I am not denigrating their service so much as putting it into perspective. Some of my perspective comes from my own brief tour in Vietnam as a communications officer in the Third Marine division communication Center in Dong Ha and as XO of a rifle company on the DMZ. In both of those positions I know for a fact that I saw no war crimes committed. Working in the communication center, I got to see every message for the division during a 12 hour period seven days a week. If there was a hint of a war crime it would have been communicated through there and none were.
Most of my perspective comes from reading about the war after I got back. My intense interest was based on how you win every battle and still don't win the war. Judging by what Cleland and his buddies are saying, they learned little from their experience and even less after they got back. McCain on the other hand went to the Navy War College when he returned instead of anti war demonstrations. Cleland's attempt to say that McCain's experience as a POW kept him from experiencing the reality of the war is not only disgusting, it is irrelevant.

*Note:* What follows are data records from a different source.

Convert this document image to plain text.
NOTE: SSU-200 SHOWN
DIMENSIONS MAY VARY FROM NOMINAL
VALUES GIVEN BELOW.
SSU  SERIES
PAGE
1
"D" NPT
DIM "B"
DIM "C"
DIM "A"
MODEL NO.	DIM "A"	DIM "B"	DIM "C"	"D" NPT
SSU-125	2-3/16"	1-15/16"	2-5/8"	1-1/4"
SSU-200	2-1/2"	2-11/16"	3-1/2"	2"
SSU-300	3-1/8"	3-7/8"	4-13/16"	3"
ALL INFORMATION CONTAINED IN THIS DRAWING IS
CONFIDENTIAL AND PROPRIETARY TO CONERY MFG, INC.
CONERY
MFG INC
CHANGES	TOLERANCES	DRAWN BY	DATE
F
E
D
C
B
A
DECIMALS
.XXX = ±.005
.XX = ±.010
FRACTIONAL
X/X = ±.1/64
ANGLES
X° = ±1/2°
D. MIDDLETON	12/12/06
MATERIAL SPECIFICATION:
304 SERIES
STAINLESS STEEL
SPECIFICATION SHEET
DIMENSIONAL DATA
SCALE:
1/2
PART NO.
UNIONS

Cleland's "point" seems to be the thesis of the long article. It fails, because his premise is flawed. Many who studied the war after it was over with, have come up with an effective counterinsurgency strategy that is working. The know much more about the subject than Cleland's gang. You can start with Cleland's false premise that counterinsurgencies are not winnable.
In fact, insurgents lose 90 percent of the time. It is just not factually arguable that counterinsurgencies are unwinnable. It does take longer to win them. On average it takes about 11 years to defeat insurgents, because they avoid combat most of the time. The FARC insurgency in Colombia has been underway for 40 years and the insurgents are only now begin to fade away. Since we adopted our current counterinsurgency strategy in Iraq, we have made remarkable progress, despite the willful blindness of people like Cleland, Kerry, Hagel and Obama.
McCain's insight was to recognize that the small footprint strategy of Gen. Abizaid was not working. He pushed for more troops and supported President Bush when he decided to surge troops into Iraq and change strategy. I think that makes him much more right about the war than his Senate colleagues who seem to favor losing. It is too bad Bai couldn't find someone who recognizes these facts.